Although I’ve read Pratt many times before, I was especially struck with time around with the notion of heterogeneous reception—i.e., that contact-zone texts are differently understood and interpreted by readers and listeners. That idea is one that our other authors don’t acknowledge or perhaps even get—especially (oddly enough) Robert Kaplan, the granddaddy of contrastic rhetoric, who even uses the words “deviance” and “deviant” to describe “other” discourses. (Even Panetta does, once, in her intro essay.) Both too explicitly stand by the principle that all students need to write standard academic prose in order to succeed—without acknowledging that in fact academic discourse itself is variable.

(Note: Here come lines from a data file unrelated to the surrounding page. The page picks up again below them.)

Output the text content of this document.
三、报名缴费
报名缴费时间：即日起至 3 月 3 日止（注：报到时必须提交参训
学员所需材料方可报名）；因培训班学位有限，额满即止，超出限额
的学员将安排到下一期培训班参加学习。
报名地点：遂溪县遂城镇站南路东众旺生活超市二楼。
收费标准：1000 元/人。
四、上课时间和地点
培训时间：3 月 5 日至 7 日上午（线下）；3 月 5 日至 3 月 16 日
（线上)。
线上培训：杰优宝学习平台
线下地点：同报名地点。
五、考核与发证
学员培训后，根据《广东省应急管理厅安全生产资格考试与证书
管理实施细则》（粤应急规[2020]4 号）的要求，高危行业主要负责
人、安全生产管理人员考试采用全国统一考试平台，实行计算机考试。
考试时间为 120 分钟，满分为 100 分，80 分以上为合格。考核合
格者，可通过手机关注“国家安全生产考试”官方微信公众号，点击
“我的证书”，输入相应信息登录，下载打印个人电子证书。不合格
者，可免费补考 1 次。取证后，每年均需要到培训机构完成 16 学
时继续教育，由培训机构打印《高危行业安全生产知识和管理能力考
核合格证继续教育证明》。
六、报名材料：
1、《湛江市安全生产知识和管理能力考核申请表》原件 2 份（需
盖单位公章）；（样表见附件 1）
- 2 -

Just look at this set of readings for example. Notice Pratt’s graceful introduction with its “digressive” idea about her son learning everything he ever needed to know from baseball cards—a point she never gets back to explicitly. And unlike Pratt’s essay, Kaplan’s is broken up with headings and sub-headings—I can see this as a PowerPoint presentation. Ditto Panetta. Then there’s the Holliday resource book: a UK product that I still have trouble understanding: in part lexical (I always stumble on the word “disciplines” and I still don’t get the way this book is laid out with its A Theme, B Something Else, C Whatever. [Do stand by: the next two readings from Holliday are much meatier than the one we had this week.]

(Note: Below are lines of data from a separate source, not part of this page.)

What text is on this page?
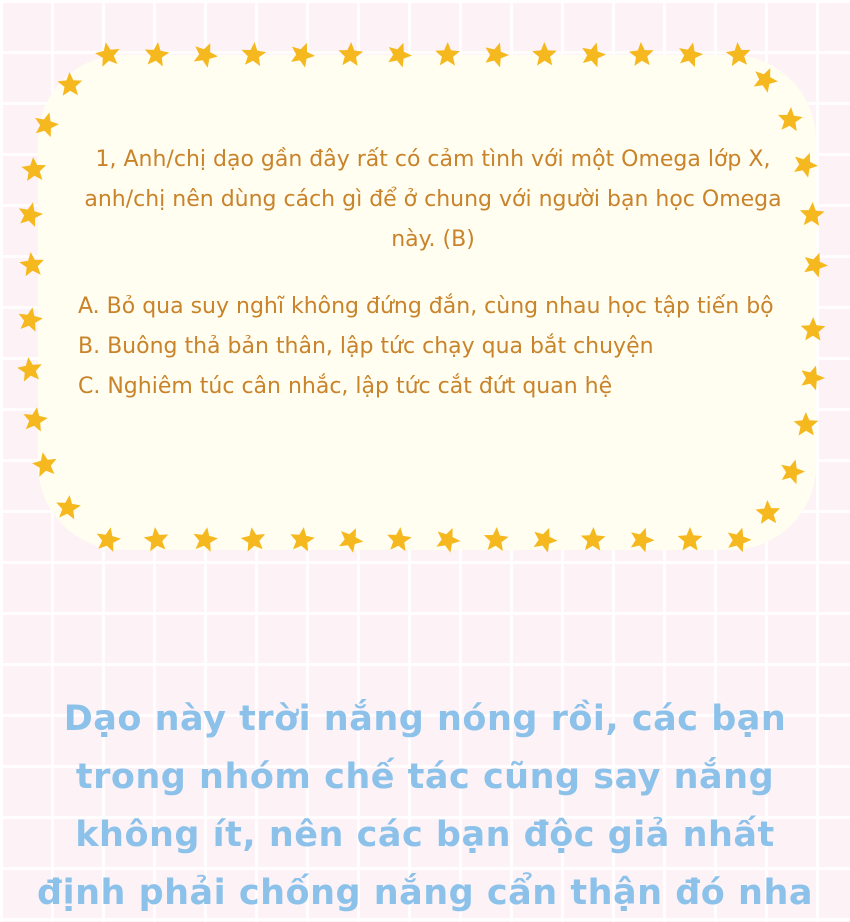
1, Anh/chị dạo gần đây rất có cảm tình với một Omega lớp X, anh/chị nên dùng cách gì để ở chung với người bạn học Omega này. (B)

A. Bỏ qua suy nghĩ không đứng đắn, cùng nhau học tập tiến bộ
B. Buông thả bản thân, lập tức chạy qua bắt chuyện
C. Nghiêm túc cân nhắc, lập tức cắt đứt quan hệ
Dạo này trời nắng nóng rồi, các bạn trong nhóm chế tác cũng say nắng không ít, nên các bạn độc giả nhất định phải chống nắng cẩn thận đó nha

But back to heterogeneous reception: Panetta gives the two examples of “the progress report” on pp. 10-11—and while she had high praise for the second version, I thought it was wildly inappropriate: way too chatty and email-ish. The other one, which Panetta diss-ed, I was came closer to the mark for the genre, although not self-promoting enough. I had some of the same issues with the vignettes in the Holliday book, especially the first one about the Iranian woman, Parisia. When her colleagues praise her work with “Well done!” she found that patronizing—and Holliday et al agreed with her. I didn’t. Heterogeneous reception.
All this got me thinking about Borat and the wildly different receptions/understandings of the movie… as well as Sacha Baron Cohen’s acceptance speech at the Golden Globes the other night…which I think we’ll talk about further on Monday during class.